The Financial Times writes a brilliant piece on “designers making furniture out of concrete”.
“Traditionally associated with car parks and tower blocks, concrete is increasingly finding its way into our homes. Today’s furniture makers are using the industrial material to make a wide range of objects, from dining chairs and tables”, they write. To do so, designers often replace the gravel and sand used in conventional concrete with high-tech materials, such as fibreglass or steel-reinforcing micro fibres. In contrast to how Modernist architects used concrete in the mid-20th century to build large external structures, today’s designers are focusing on how it can be crafted into furniture. They are experimenting with the shape of fabric forms that are difficult to replicate on a larger scale and the results demonstrate the material’s versatility.
For anyone who has seen concrete at a construction site – thick slabs with stems of steel used as reinforcement – the collection’s silhouettes seem impossibly slender.
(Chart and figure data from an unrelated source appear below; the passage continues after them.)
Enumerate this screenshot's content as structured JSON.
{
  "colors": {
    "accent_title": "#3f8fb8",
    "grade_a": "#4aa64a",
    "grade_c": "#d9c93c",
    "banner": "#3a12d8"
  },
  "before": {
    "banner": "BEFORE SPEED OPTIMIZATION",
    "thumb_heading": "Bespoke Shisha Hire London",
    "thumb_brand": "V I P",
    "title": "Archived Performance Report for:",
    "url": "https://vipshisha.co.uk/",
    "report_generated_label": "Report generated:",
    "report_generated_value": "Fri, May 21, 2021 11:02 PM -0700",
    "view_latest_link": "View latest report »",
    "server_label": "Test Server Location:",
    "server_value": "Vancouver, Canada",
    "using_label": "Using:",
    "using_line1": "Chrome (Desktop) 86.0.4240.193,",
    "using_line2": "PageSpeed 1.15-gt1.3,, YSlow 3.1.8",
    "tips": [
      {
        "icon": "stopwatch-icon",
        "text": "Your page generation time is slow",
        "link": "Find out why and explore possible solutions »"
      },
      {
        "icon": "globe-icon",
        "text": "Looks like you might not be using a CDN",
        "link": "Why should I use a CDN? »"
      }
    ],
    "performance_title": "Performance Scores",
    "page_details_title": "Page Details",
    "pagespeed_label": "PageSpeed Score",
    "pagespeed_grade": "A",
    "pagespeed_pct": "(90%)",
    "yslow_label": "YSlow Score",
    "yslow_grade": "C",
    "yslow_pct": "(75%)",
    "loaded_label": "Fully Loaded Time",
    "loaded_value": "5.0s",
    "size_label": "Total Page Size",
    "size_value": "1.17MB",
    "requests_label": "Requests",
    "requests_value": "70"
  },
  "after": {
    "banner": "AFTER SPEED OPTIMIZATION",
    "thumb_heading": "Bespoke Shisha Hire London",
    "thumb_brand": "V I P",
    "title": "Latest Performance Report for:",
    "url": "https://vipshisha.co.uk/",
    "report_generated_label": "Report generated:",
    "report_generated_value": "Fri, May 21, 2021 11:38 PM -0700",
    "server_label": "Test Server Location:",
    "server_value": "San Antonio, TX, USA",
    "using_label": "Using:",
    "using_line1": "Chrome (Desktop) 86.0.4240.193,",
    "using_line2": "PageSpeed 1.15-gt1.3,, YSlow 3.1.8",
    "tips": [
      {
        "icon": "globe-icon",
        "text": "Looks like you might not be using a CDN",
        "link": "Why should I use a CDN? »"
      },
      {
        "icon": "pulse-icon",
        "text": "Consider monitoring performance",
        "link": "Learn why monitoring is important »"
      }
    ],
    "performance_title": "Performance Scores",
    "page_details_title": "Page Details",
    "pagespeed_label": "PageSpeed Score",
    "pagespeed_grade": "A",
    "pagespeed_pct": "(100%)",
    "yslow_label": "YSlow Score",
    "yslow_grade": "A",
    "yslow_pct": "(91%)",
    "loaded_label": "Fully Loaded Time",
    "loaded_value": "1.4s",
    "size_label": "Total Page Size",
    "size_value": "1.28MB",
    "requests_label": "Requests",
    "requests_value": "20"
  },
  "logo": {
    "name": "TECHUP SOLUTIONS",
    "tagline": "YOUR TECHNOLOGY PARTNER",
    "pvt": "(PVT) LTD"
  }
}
But therein lies the allure of fibre reinforcement, which allows concrete to take precise patterns and forms, transforming a cold building material into a thin, elegant structure with incredible strength. Designers agree that trial and error is a big part of developing concrete furnishings for the home. But with new design tools and experienced fabricators willing to collaborate, they are working with an exciting bag of tricks, one that may help concrete find yet untold potential in the home.